On the other hand, when people say the president needs to be more like Churchill in 1940. He needs to say this will be hard, it will be long, we’re not at the end of the beginning, we’re – you know, we’re not at the beginning of the end, we’re at the end of the beginning, and be honest. But Churchill was not trying to get the economy going. He was trying to spur people on to endure and fight. And by comparison after 9/11, President Bush saying, what should we do? We should go back to shopping. You know, because he was worried the terrorist attack was going to succeed because it did enormous economic damage.
So it’s a much more delicate and complicated balancing act than pure wartime communications. I’m sure Steve would agree, though, when I say, ultimately the best way for the president and the White House to find consistency on that is to let Fauci and other experts speak more and to not use these 5:00 p.m. press conferences as political rallies. That makes the job much, much harder. But to fair to the president, it’s not as simple as Churchill in wartime. And there is – there is the economic piece, which, you know, in Maslow’s hierarchy of needs may be secondary to surviving, but for the country and the national interest is something that has to be taken into account.

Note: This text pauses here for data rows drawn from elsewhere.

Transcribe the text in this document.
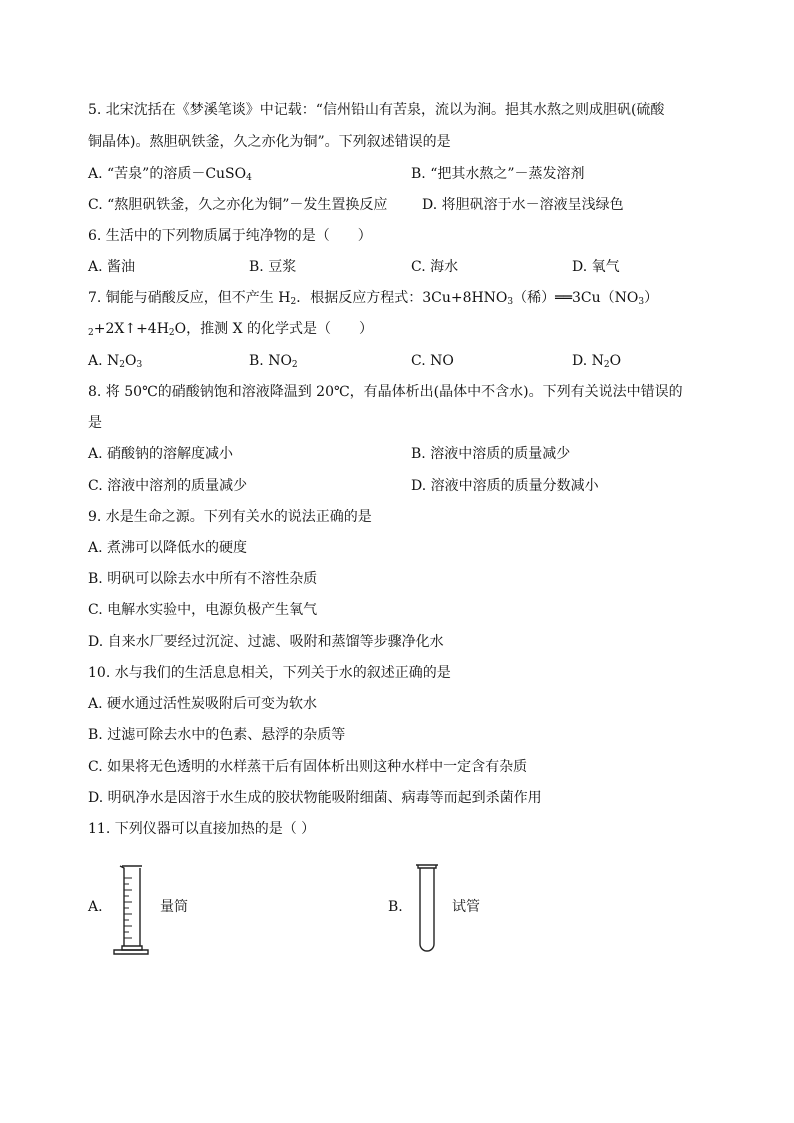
5. 北宋沈括在《梦溪笔谈》中记载：“信州铅山有苦泉，流以为涧。挹其水熬之则成胆矾(硫酸
铜晶体)。熬胆矾铁釜，久之亦化为铜”。下列叙述错误的是
A. “苦泉”的溶质－CuSO$_4$	B. “把其水熬之”－蒸发溶剂
C. “熬胆矾铁釜，久之亦化为铜”－发生置换反应 D. 将胆矾溶于水－溶液呈浅绿色
6. 生活中的下列物质属于纯净物的是（　　）
A. 酱油	B. 豆浆	C. 海水	D. 氧气
7. 铜能与硝酸反应，但不产生 $H_2$．根据反应方程式：$3Cu+8HNO_3$（稀）$══3Cu(NO_3)$
$_2+2X↑+4H_2O$，推测 X 的化学式是（　　）
A. $N_2O_3$	B. $NO_2$	C. NO	D. $N_2O$
8. 将 50℃的硝酸钠饱和溶液降温到 20℃，有晶体析出(晶体中不含水)。下列有关说法中错误的
是
A. 硝酸钠的溶解度减小	B. 溶液中溶质的质量减少
C. 溶液中溶剂的质量减少	D. 溶液中溶质的质量分数减小
9. 水是生命之源。下列有关水的说法正确的是
A. 煮沸可以降低水的硬度
B. 明矾可以除去水中所有不溶性杂质
C. 电解水实验中，电源负极产生氧气
D. 自来水厂要经过沉淀、过滤、吸附和蒸馏等步骤净化水
10. 水与我们的生活息息相关，下列关于水的叙述正确的是
A. 硬水通过活性炭吸附后可变为软水
B. 过滤可除去水中的色素、悬浮的杂质等
C. 如果将无色透明的水样蒸干后有固体析出则这种水样中一定含有杂质
D. 明矾净水是因溶于水生成的胶状物能吸附细菌、病毒等而起到杀菌作用
11. 下列仪器可以直接加热的是（ ）
A.	量筒	B.	试管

MS. SEGAL: If I could just add onto that – it’s Stephanie. So when the whole discussion of kind of accelerating the return to normalcy started and the debate around this a couple of weeks ago, it was very much driven by the economic considerations. And I think at that point, once it was clear that this debate was taking place, there was pushback. And as Mike just said, there was pushback along the lines of realizing that this is first and foremost a health crisis. And so the solution has to begin on the health side. And this kind of return to normalcy, whatever that looks like, is one that starts with a health response.
There are some proposals that are out there. You know, what would – what would that – what would the signs look like as far as when it’s time to kind of go back to normal and then have to do with, well, when have we flattened out the curve sufficient so that our health care system can keep pace with the rate of illness? When will we have the testing and tracking capabilities in place? And ultimately, when is the technology and the science going to catch up in the form of treatment, and ultimately a vaccine?
And I think in that all – I agree with all that. But I think the other thing to keep in mind is that, you know, there’s a policy decision as far as when the restriction orders are removed. But if, going back to my – one of my first comments on what really drives the U.S. economy in particular, and it’s the consumer and consumer confidence. It’s the confidence point of when are people going to feel confident to go back to work, to go back and consume, in particular, services? And that’s going to be a function, again, of the health environment. And so, you know, I don’t think – it’s not a switch, you know, an on/off switch. There’s going to be a transition, but I think that transition is going to depend on those – the kind of science- and health-led points that allow us to make a transition back.
OPERATOR: (Gives queuing instructions.)
MR. DIAMOND: So I think if there are no more – no further questions, I think we can end the call here. We’ll be sure to send –
OPERATOR: Correct, no further questions in the queue.
MR. DIAMOND: Yeah. So we’ll be sure to send out a transcript and it will also be posted on our website. And we’re also happy to set up one-on-one interviews with the experts here and the experts all across the Center if you’d like. Just shoot us an email directly. We’d be happy to set that up. Thanks again for calling in today, and also thanks to our experts for joining us today. Thank you.